We give a near-optimal sample-pass trade-off for pure exploration in multi-armed bandits (MABs) via multi-pass streaming algorithms: any streaming algorithm with sublinear memory that uses the optimal sample complexity of $O(\frac{n}{\Delta^2})$ requires $\Omega(\frac{\log{(1/\Delta)}}{\log\log{(1/\Delta)}})$ passes. Here, $n$ is the number of arms and $\Delta$ is the reward gap between the best and the second-best arms. Our result matches the $O(\log(\frac{1}{\Delta}))$-pass algorithm of Jin et al. [ICML'21] (up to lower order terms) that only uses $O(1)$ memory and answers an open question posed by Assadi and Wang [STOC'20].

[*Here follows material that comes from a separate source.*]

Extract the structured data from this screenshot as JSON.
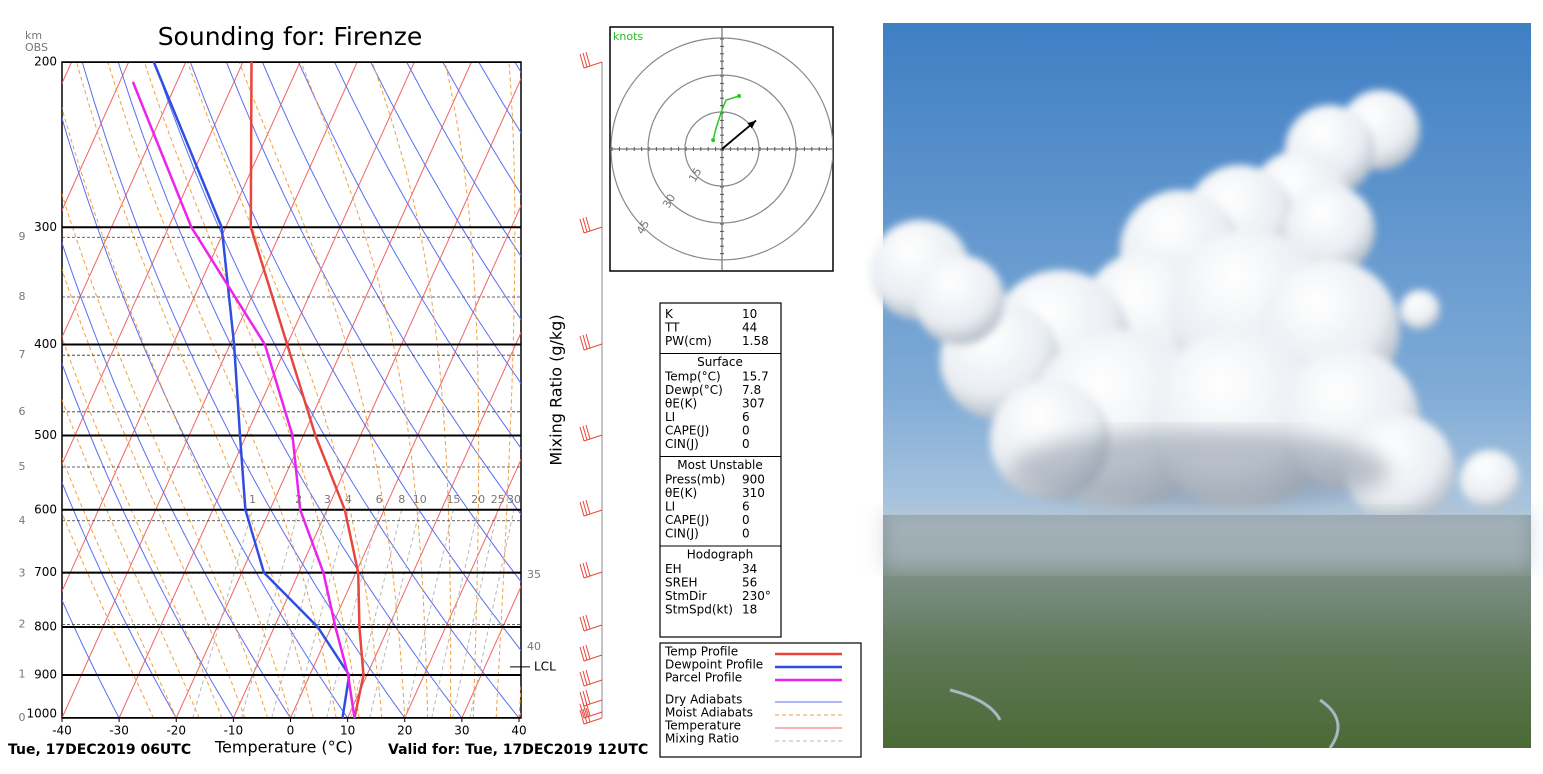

翻译：我们针对多臂赌博机（MAB）中的纯探索问题，通过多轮次流式算法给出了近乎最优的样本-轮次权衡：任何使用次线性内存且达到最优样本复杂度 $O(\frac{n}{\Delta^2})$ 的流式算法，都需要 $\Omega(\frac{\log{(1/\Delta)}}{\log\log{(1/\Delta)}})$ 轮次。其中 $n$ 表示臂的数量，$\Delta$ 表示最优臂与次优臂之间的奖励间隔。我们的结果与 Jin 等人 [ICML'21] 提出的仅使用 $O(1)$ 内存的 $O(\log(\frac{1}{\Delta}))$ 轮次算法（仅相差低阶项）相匹配，并回答了 Assadi 与 Wang [STOC'20] 提出的一个开放性问题。